At this point, many different specialties are using the term and it generally describes any modality that increases function to the brain. Treatments can include manipulation, brain exercises, dietary interventions, nutritional supplements, physical therapy, cognitive exercises, etc.
How do chiropractors practicing functional neurology interface with other providers (MDs, etc.), when it comes to case management? I think it is unique for each practitioner, but generally, the more competent you are in writing accurate reports and sharing information with other health care providers, the easier it is to collaborate. For example, if a patient had dizziness and was referred from their MD to a chiropractor, a large part of healthy collaboration would be their ability to communicate with each other.

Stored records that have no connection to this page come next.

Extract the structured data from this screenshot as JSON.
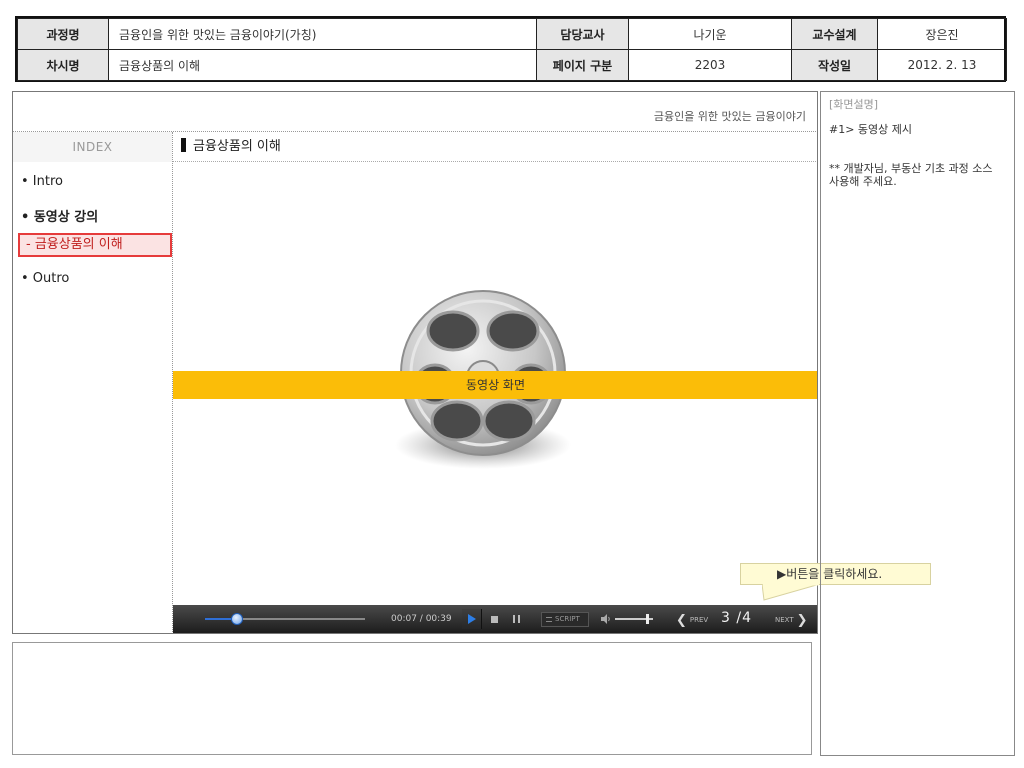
{
  "header": {
    "course_label": "과정명",
    "course_value": "금융인을 위한 맛있는 금융이야기(가칭)",
    "teacher_label": "담당교사",
    "teacher_value": "나기운",
    "design_label": "교수설계",
    "design_value": "장은진",
    "session_label": "차시명",
    "session_value": "금융상품의 이해",
    "page_label": "페이지 구분",
    "page_value": "2203",
    "date_label": "작성일",
    "date_value": "2012. 2. 13"
  },
  "screen": {
    "site_title": "금융인을 위한 맛있는 금융이야기",
    "sidebar": {
      "index_label": "INDEX",
      "items": [
        {
          "label": "• Intro"
        },
        {
          "label": "• 동영상 강의"
        },
        {
          "label": "- 금융상품의 이해"
        },
        {
          "label": "• Outro"
        }
      ]
    },
    "section_title": "금융상품의 이해",
    "video_label": "동영상 화면",
    "player": {
      "time": "00:07 / 00:39",
      "progress": 0.2,
      "volume": 0.85,
      "script_label": "SCRIPT",
      "prev_label": "PREV",
      "next_label": "NEXT",
      "page_indicator": "3 /4"
    }
  },
  "callout": "▶버튼을 클릭하세요.",
  "description": {
    "title": "[화면설명]",
    "line1": "#1> 동영상 제시",
    "note": "** 개발자님, 부동산 기초 과정 소스 사용해 주세요."
  },
  "colors": {
    "video_band": "#fbbd08",
    "active_menu_border": "#e63b3b",
    "seek_fill": "#2f6fd6",
    "callout_bg": "#fffbd4"
  }
}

If the chiropractor reports back to the MD that the patient had a bone out of place in their neck and they adjusted it back into place, it may be difficult for an MD to understand how that would work. On the other hand, if the chiropractor reports that the patient was suffering from a peripheral vestibulopathy and was performing therapies to improve integration into those areas, it would be much easier for the MD to understand and continue healthy collaboration.
It is all about using common language, competence and communication. Most chiropractors who are competent in neurology have great relationships and collaboration with other providers.

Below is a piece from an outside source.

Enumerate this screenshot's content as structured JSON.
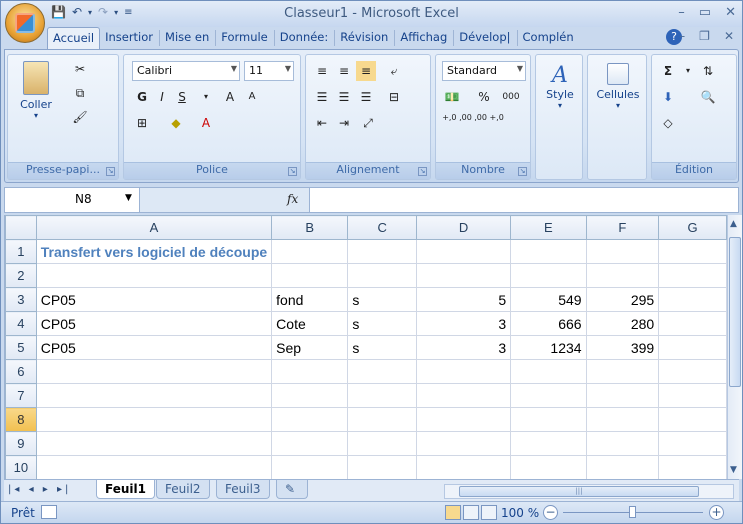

What do you think the role of functional neurology will be in chiropractic? I think the best way to understand the future role of functional neurology in chiropractic is to see what is happening in all of the chiropractic colleges. We are not really seeing technique clubs such as Gonstead, diversified, AK or SOT anymore. We are seeing huge functional neurology and functional medicine clubs at almost every chiropractic college. It is becoming clear that the next generation of chiropractors is interested in learning about functional neurology and functional medicine, and learning how to integrate them together.
With that said, where do you think the specialty of functional neurology is headed? I am sure functional neurology will continue to expand and grow, involving multiple health care disciplines, just like it has in functional medicine. Functional neurology is not a chiropractic technique, but a field used by multiple specialties that are all finding ways to improve brain function.

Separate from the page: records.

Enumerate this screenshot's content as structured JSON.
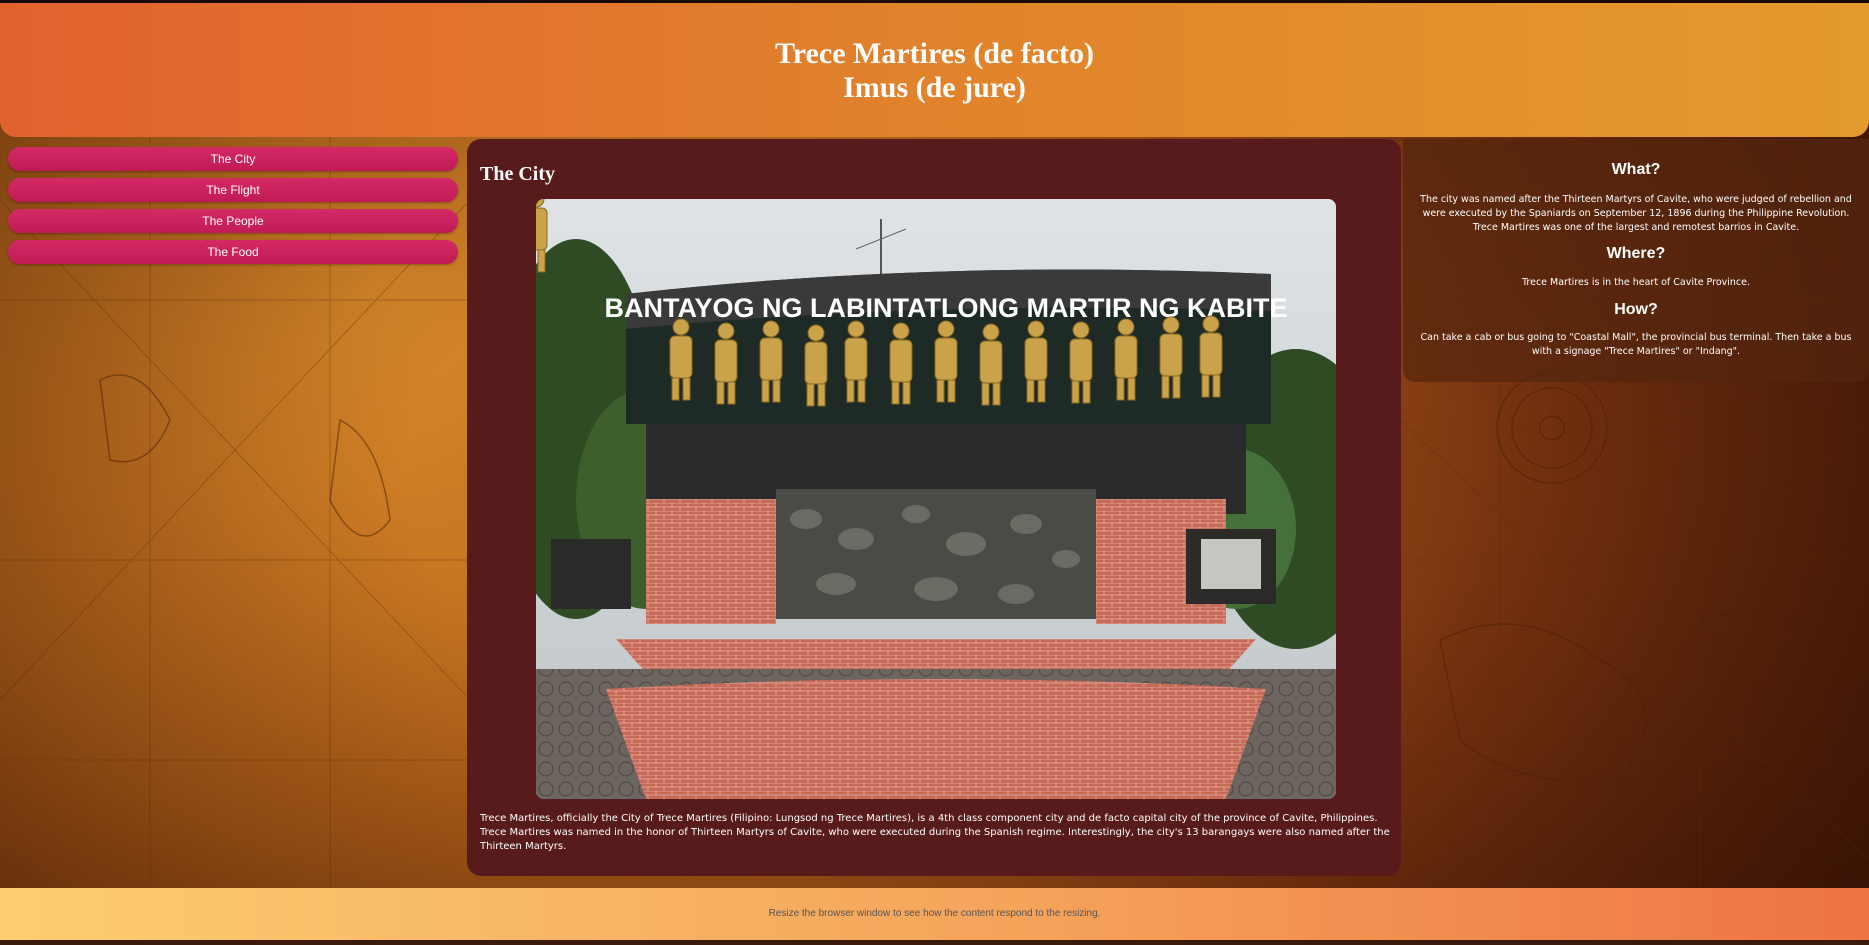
{
  "header": {
    "title_line1": "Trece Martires (de facto)",
    "title_line2": "Imus (de jure)"
  },
  "nav": {
    "items": [
      {
        "label": "The City"
      },
      {
        "label": "The Flight"
      },
      {
        "label": "The People"
      },
      {
        "label": "The Food"
      }
    ]
  },
  "main": {
    "heading": "The City",
    "photo": {
      "sign_text": "BANTAYOG NG LABINTATLONG MARTIR NG KABITE"
    },
    "caption": "Trece Martires, officially the City of Trece Martires (Filipino: Lungsod ng Trece Martires), is a 4th class component city and de facto capital city of the province of Cavite, Philippines. Trece Martires was named in the honor of Thirteen Martyrs of Cavite, who were executed during the Spanish regime. Interestingly, the city's 13 barangays were also named after the Thirteen Martyrs."
  },
  "aside": {
    "what_heading": "What?",
    "what_text": "The city was named after the Thirteen Martyrs of Cavite, who were judged of rebellion and were executed by the Spaniards on September 12, 1896 during the Philippine Revolution. Trece Martires was one of the largest and remotest barrios in Cavite.",
    "where_heading": "Where?",
    "where_text": "Trece Martires is in the heart of Cavite Province.",
    "how_heading": "How?",
    "how_text": "Can take a cab or bus going to \"Coastal Mall\", the provincial bus terminal. Then take a bus with a signage \"Trece Martires\" or \"Indang\"."
  },
  "footer": {
    "text": "Resize the browser window to see how the content respond to the resizing."
  },
  "colors": {
    "header_start": "#e2622e",
    "header_end": "#e49a2c",
    "nav_button": "#c81d5c",
    "main_panel": "#581b1b",
    "footer_start": "#fccd72",
    "footer_end": "#ee7444"
  }
}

As with all specialties, the new generation is going to take it to the next level. The integration of nutrition, diet, lifestyle, rehabilitation, cognitive exercises, laboratory testing, and a comprehensive approach to handling brain-related conditions will be the central theme. We have already seen this happening the past few years.
We just had our 7th Annual International Association of Functional Neurology and Rehabilitation (IAFNR) meeting. We are seeing DCs, MDs, DOs, NDs and PTs all working together and collaborating. There has been a large interest from MDs practicing functional medicine [and now] getting involved with functional neurology, as well as a recent explosion of NDs interested in this specialty. We are also having prominent PhDs and researchers show interest in this field.
IAFNR has been publishing its own peer-reviewed journal, Functional Neurology Rehabilitation and Ergonomics, for the past six years and it is now listed in the National Library of Medicine and indexed in EBSCO, which is the indexing service for every university and college worldwide. It is clear functional neurology is becoming a multidisciplinary specialty and collaboration with a large a field of experts will allow for a diverse list of approaches in improving brain function.
With the growing incidence of childhood developmental disorders, neurodegneration, traumatic brain injury, and chronic pain and musculoskeletal disorders, there is a growing need for this specialty to develop, and chiropractors will be the central players.